Keadaan global yang kompleks ini semakin menekankan pentingnya emas sebagai pelindung kekayaan. Namun, muncul pertanyaan mengenai apakah emas benar-benar tepat untuk dijadikan investasi utama dibandingkan aset lainnya.
Pandangan Warren Buffett tentang Emas dan Investasi
Warren Buffett, seorang investor legendaris, selalu menunjukkan kelemahan emas dalam perspektif investasi jangka panjang. Dalam suratnya kepada pemegang saham pada tahun 2011, Buffett menganggap emas sebagai aset yang tidak produktif, tidak menghasilkan arus kas, dan tidak menciptakan nilai dari waktu ke waktu.
Dia menekankan bahwa emas hanya akan mempertahankan nilainya dalam kondisi tertentu dan lebih dipengaruhi oleh sentimen pasar. Ketika investor cemas, harga emas cenderung naik. Namun, saat pasar optimis, harga emas bisa jatuh.
Buffett lebih memilih aset yang dapat menghasilkan pendapatan dan tumbuh secara majemuk. Meskipun demikian, ada pengecualian ketika pada tahun 2020, Berkshire Hathaway, perusahaannya, menginvestasikan sekitar US$565 juta dalam saham Barrick Gold, salah satu perusahaan tambang emas terkemuka.
Posisi Buffett dalam Investasi Emas
Investasi Buffett di Barrick Gold hanya berlangsung singkat. Pada akhir 2020, Berkshire menjual seluruh kepemilikannya, mengindikasikan bahwa langkah tersebut merupakan investasi jangka pendek yang langka bagi investor seperti dirinya. Dia tetap berpegang pada prinsip bahwa investasi jangka panjang sebaiknya dalam aset produktif.
Walaupun Buffett skeptis, beberapa analis dan pendiri hedge fund justru merekomendasikan untuk menambah proporsi emas dalam portofolio investasi. Misalnya, Kepala Investasi Morgan Stanley, Mike Wilson, menyarankan agar investor mengalokasikan hingga 20% dari portofolio mereka ke emas sebagai langkah lindung nilai terhadap inflasi.
Pendiri Bridgewater Associates, Ray Dalio, pun menggarisbawahi pentingnya emas dalam menghadapi pasar yang tidak sehat akibat tingginya utang global. Ia merekomendasikan alokasi sekitar 10% hingga 15% dari portofolio untuk mengurangi risiko.

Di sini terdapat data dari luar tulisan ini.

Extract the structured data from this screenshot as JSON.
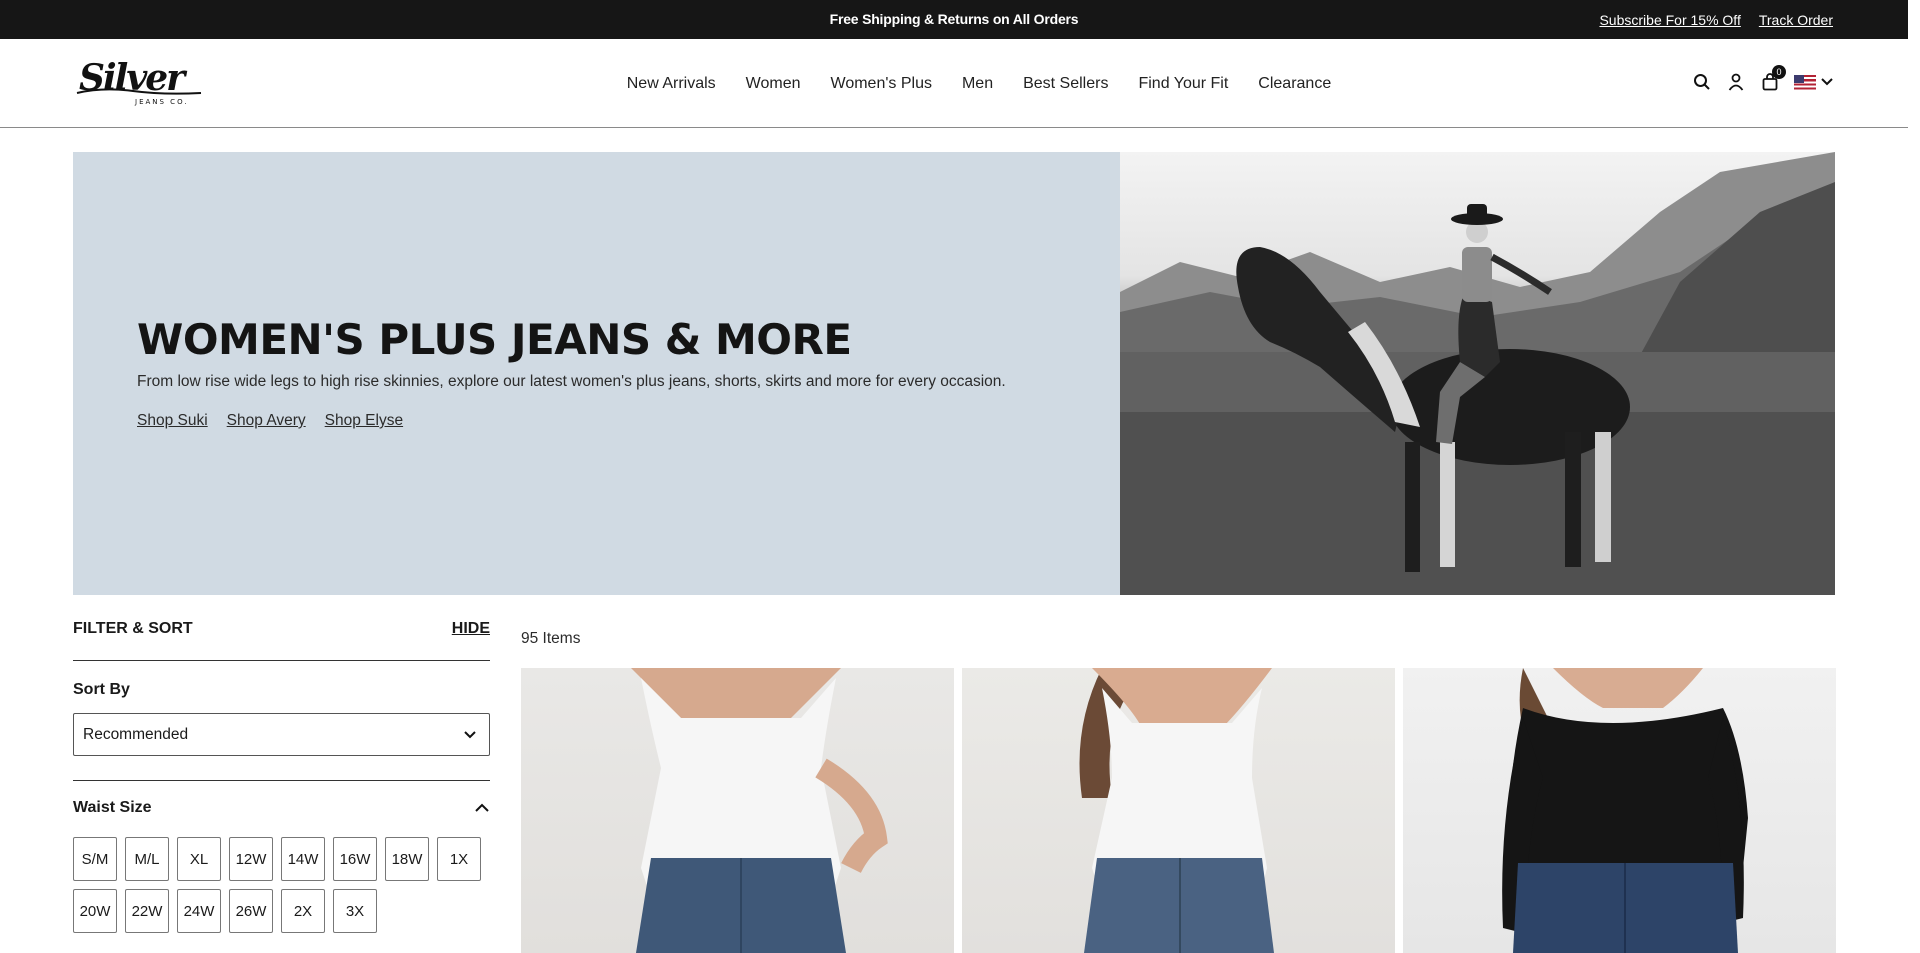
{
  "announcement": {
    "promo": "Free Shipping & Returns on All Orders",
    "subscribe": "Subscribe For 15% Off",
    "track": "Track Order"
  },
  "header": {
    "logo_text": "Silver",
    "logo_sub": "JEANS CO.",
    "nav": [
      "New Arrivals",
      "Women",
      "Women's Plus",
      "Men",
      "Best Sellers",
      "Find Your Fit",
      "Clearance"
    ],
    "icons": [
      "search-icon",
      "account-icon",
      "cart-icon",
      "us-flag-icon",
      "chevron-down-icon"
    ],
    "cart_count": "0"
  },
  "hero": {
    "title": "WOMEN'S PLUS JEANS & MORE",
    "subtitle": "From low rise wide legs to high rise skinnies, explore our latest women's plus jeans, shorts, skirts and more for every occasion.",
    "links": [
      "Shop Suki",
      "Shop Avery",
      "Shop Elyse"
    ],
    "bg_color": "#d0dae3"
  },
  "filter": {
    "heading": "FILTER & SORT",
    "hide": "HIDE",
    "sort_label": "Sort By",
    "sort_value": "Recommended",
    "waist_label": "Waist Size",
    "sizes": [
      "S/M",
      "M/L",
      "XL",
      "12W",
      "14W",
      "16W",
      "18W",
      "1X",
      "20W",
      "22W",
      "24W",
      "26W",
      "2X",
      "3X"
    ]
  },
  "products": {
    "count": "95 Items"
  }
}
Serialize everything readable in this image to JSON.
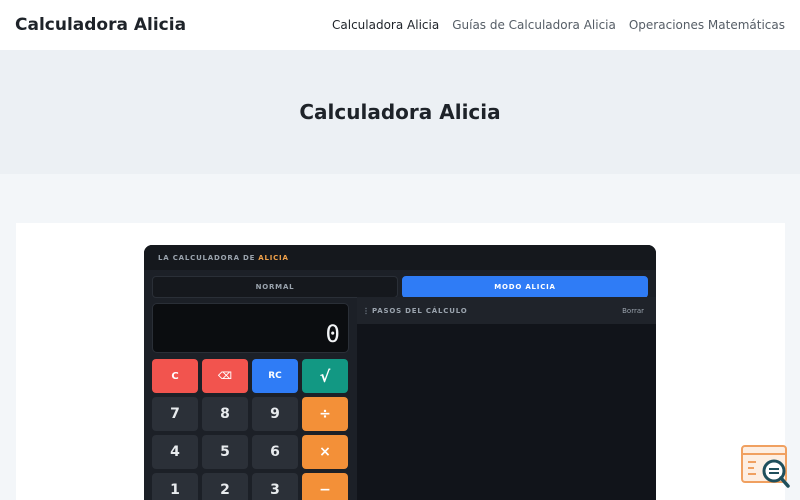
{
  "header": {
    "site_title": "Calculadora Alicia",
    "nav": [
      {
        "label": "Calculadora Alicia"
      },
      {
        "label": "Guías de Calculadora Alicia"
      },
      {
        "label": "Operaciones Matemáticas"
      }
    ]
  },
  "hero": {
    "title": "Calculadora Alicia"
  },
  "calculator": {
    "topbar_prefix": "LA CALCULADORA DE",
    "topbar_brand": "ALICIA",
    "modes": [
      {
        "label": "NORMAL",
        "active": false
      },
      {
        "label": "MODO ALICIA",
        "active": true
      }
    ],
    "display_value": "0",
    "keys": [
      {
        "label": "C",
        "style": "red"
      },
      {
        "label": "⌫",
        "style": "red"
      },
      {
        "label": "RC",
        "style": "blue"
      },
      {
        "label": "√",
        "style": "teal"
      },
      {
        "label": "7",
        "style": "dark"
      },
      {
        "label": "8",
        "style": "dark"
      },
      {
        "label": "9",
        "style": "dark"
      },
      {
        "label": "÷",
        "style": "orange"
      },
      {
        "label": "4",
        "style": "dark"
      },
      {
        "label": "5",
        "style": "dark"
      },
      {
        "label": "6",
        "style": "dark"
      },
      {
        "label": "×",
        "style": "orange"
      },
      {
        "label": "1",
        "style": "dark"
      },
      {
        "label": "2",
        "style": "dark"
      },
      {
        "label": "3",
        "style": "dark"
      },
      {
        "label": "−",
        "style": "orange"
      }
    ],
    "steps_title": "PASOS DEL CÁLCULO",
    "steps_clear": "Borrar"
  },
  "colors": {
    "accent_blue": "#2f7cf6",
    "clear_red": "#f2544e",
    "operator_orange": "#f39038",
    "sqrt_teal": "#129883",
    "brand_orange": "#f0a14a"
  }
}
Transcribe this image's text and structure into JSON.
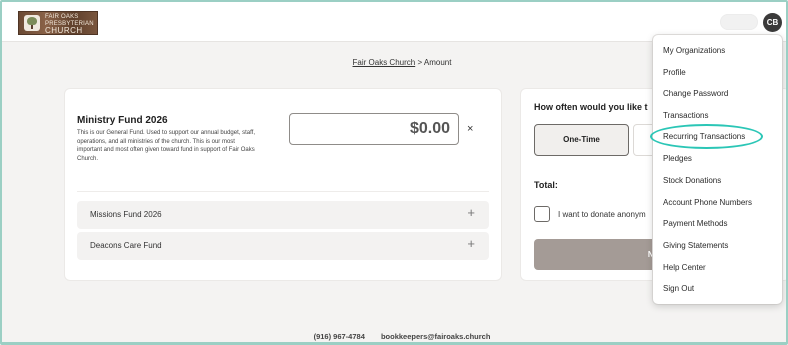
{
  "header": {
    "logo_lines": [
      "FAIR OAKS",
      "PRESBYTERIAN",
      "CHURCH"
    ],
    "avatar_initials": "CB"
  },
  "breadcrumb": {
    "link": "Fair Oaks Church",
    "separator": ">",
    "current": "Amount"
  },
  "fund": {
    "title": "Ministry Fund 2026",
    "description": "This is our General Fund. Used to support our annual budget, staff, operations, and all ministries of the church. This is our most important and most often given toward fund in support of Fair Oaks Church.",
    "amount": "$0.00",
    "remove_symbol": "×",
    "other_funds": [
      {
        "label": "Missions Fund 2026",
        "icon": "+"
      },
      {
        "label": "Deacons Care Fund",
        "icon": "+"
      }
    ]
  },
  "giving": {
    "frequency_question": "How often would you like t",
    "frequency_selected": "One-Time",
    "total_label": "Total:",
    "anonymous_label": "I want to donate anonym",
    "next_button": "Next"
  },
  "footer": {
    "phone": "(916) 967-4784",
    "email": "bookkeepers@fairoaks.church"
  },
  "user_menu": {
    "items": [
      "My Organizations",
      "Profile",
      "Change Password",
      "Transactions",
      "Recurring Transactions",
      "Pledges",
      "Stock Donations",
      "Account Phone Numbers",
      "Payment Methods",
      "Giving Statements",
      "Help Center",
      "Sign Out"
    ],
    "highlighted_item": "Recurring Transactions"
  },
  "colors": {
    "highlight": "#2bc6b6",
    "next_button": "#a49b96",
    "avatar": "#3b3a3a",
    "frame_border": "#9bcfc4"
  }
}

Proyeksi Masa Depan Harga Emas dan Peran Investor
David Schlesser dari VanEck memberikan proyeksi menarik mengenai harga emas di masa depan. Ia menyatakan bahwa harga emas berpotensi menembus angka US$5.000 per ons pada tahun 2026, seiring dengan perkembangan harga bitcoin yang serupa.

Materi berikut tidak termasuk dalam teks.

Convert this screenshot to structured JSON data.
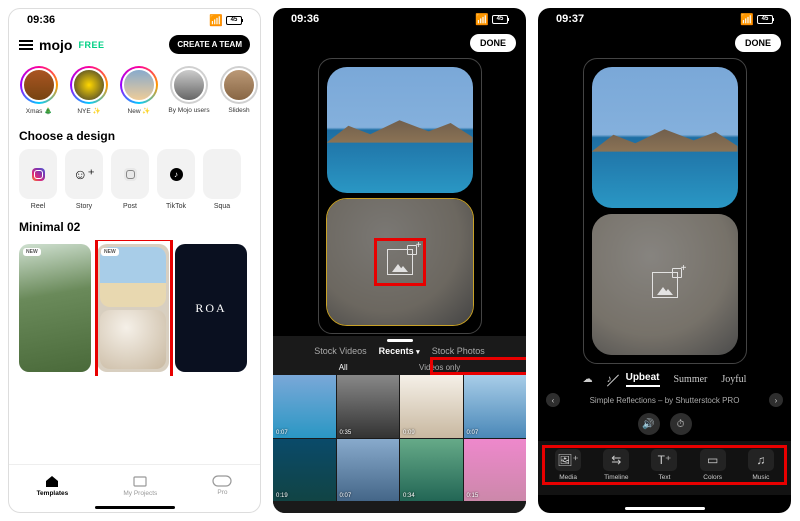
{
  "status": {
    "time1": "09:36",
    "time2": "09:36",
    "time3": "09:37",
    "batt": "45"
  },
  "s1": {
    "brand": "mojo",
    "free": "FREE",
    "cta": "CREATE A TEAM",
    "stories": [
      {
        "label": "Xmas 🎄"
      },
      {
        "label": "NYE ✨"
      },
      {
        "label": "New ✨"
      },
      {
        "label": "By Mojo users"
      },
      {
        "label": "Slidesh"
      }
    ],
    "choose_heading": "Choose a design",
    "designs": [
      {
        "label": "Reel"
      },
      {
        "label": "Story"
      },
      {
        "label": "Post"
      },
      {
        "label": "TikTok"
      },
      {
        "label": "Squa"
      }
    ],
    "section": "Minimal 02",
    "new_badge": "NEW",
    "roa": "ROA",
    "tabs": {
      "templates": "Templates",
      "projects": "My Projects",
      "pro": "Pro"
    }
  },
  "s2": {
    "done": "DONE",
    "picker_tabs": {
      "stock_videos": "Stock Videos",
      "recents": "Recents",
      "stock_photos": "Stock Photos"
    },
    "seg": {
      "all": "All",
      "videos_only": "Videos only"
    },
    "durations": [
      "0:07",
      "0:35",
      "0:09",
      "0:07",
      "0:19",
      "0:07",
      "0:34",
      "0:15"
    ]
  },
  "s3": {
    "done": "DONE",
    "music_tabs": {
      "upbeat": "Upbeat",
      "summer": "Summer",
      "joyful": "Joyful"
    },
    "track": "Simple Reflections – by Shutterstock PRO",
    "tools": {
      "media": "Media",
      "timeline": "Timeline",
      "text": "Text",
      "colors": "Colors",
      "music": "Music"
    }
  }
}
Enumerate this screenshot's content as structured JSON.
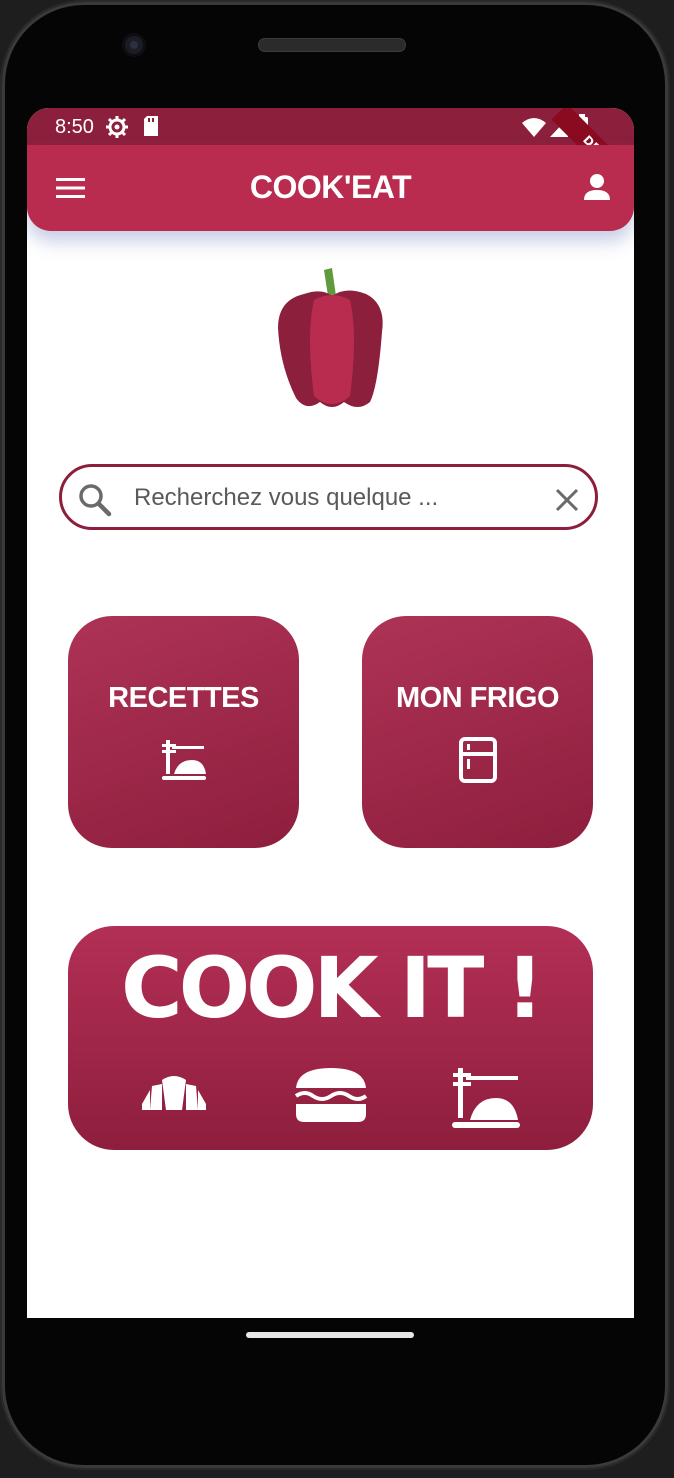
{
  "status_bar": {
    "time": "8:50",
    "debug_label": "DEBUG"
  },
  "app_bar": {
    "title": "COOK'EAT"
  },
  "search": {
    "placeholder": "Recherchez vous quelque ..."
  },
  "tiles": {
    "recettes_label": "RECETTES",
    "frigo_label": "MON FRIGO"
  },
  "cookit": {
    "label": "COOK IT !"
  },
  "colors": {
    "brand": "#b92b4f",
    "brand_dark": "#8c1f3c",
    "background": "#ffffff"
  },
  "icons": [
    "menu-icon",
    "user-icon",
    "pepper-logo",
    "search-icon",
    "clear-icon",
    "dish-icon",
    "fridge-icon",
    "croissant-icon",
    "burger-icon"
  ]
}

Menurut Schlesser, baik emas maupun bitcoin memiliki kesamaan sebagai aset penyimpan nilai terdesentralisasi dan tidak bergantung pada pemerintah. Ini meningkatkan daya tarik mereka bagi investor yang ingin melindungi kekayaan mereka dari fluktuasi ekonomi.
Secara keseluruhan, skepticism Buffett terhadap emas berakar dari sifatnya yang tidak menghasilkan pendapatan. Dia percaya bahwa kekayaan jangka panjang dibangun melalui investasi dalam aset yang mampu menghasilkan arus kas secara berkesinambungan.

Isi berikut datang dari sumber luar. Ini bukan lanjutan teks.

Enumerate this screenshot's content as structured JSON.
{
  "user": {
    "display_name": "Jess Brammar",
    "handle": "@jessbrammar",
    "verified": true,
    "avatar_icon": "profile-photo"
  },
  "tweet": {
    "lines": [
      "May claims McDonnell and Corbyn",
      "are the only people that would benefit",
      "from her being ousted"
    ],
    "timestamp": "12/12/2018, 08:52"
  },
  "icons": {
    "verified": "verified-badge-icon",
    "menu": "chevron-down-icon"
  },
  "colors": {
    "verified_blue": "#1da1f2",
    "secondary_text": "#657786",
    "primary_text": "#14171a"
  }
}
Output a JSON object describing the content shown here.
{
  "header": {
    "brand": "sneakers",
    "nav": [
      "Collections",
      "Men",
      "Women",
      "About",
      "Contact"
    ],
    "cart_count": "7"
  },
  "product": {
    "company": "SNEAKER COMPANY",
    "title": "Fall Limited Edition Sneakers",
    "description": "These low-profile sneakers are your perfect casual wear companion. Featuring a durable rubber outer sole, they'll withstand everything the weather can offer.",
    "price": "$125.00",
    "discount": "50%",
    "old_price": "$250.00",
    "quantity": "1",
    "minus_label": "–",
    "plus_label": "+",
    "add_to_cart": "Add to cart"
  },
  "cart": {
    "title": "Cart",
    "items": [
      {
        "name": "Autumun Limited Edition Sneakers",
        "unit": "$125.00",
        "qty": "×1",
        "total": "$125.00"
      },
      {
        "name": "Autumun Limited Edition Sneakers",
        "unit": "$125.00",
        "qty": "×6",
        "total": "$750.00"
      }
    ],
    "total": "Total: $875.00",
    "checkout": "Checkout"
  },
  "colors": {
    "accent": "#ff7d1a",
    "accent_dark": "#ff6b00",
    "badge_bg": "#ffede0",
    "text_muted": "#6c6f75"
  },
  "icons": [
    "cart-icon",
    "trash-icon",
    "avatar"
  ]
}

Walaupun harga emas terus melanjutkan kenaikannya, Buffett mengingatkan agar emas hanya digunakan sebagai alat lindung nilai dan bukan sebagai pengganti strategi investasi berbasis nilai. Dengan kata lain, meskipun emas memiliki daya tarik tersendiri, investor perlu tetap memahami fundamental dan tujuan investasi mereka.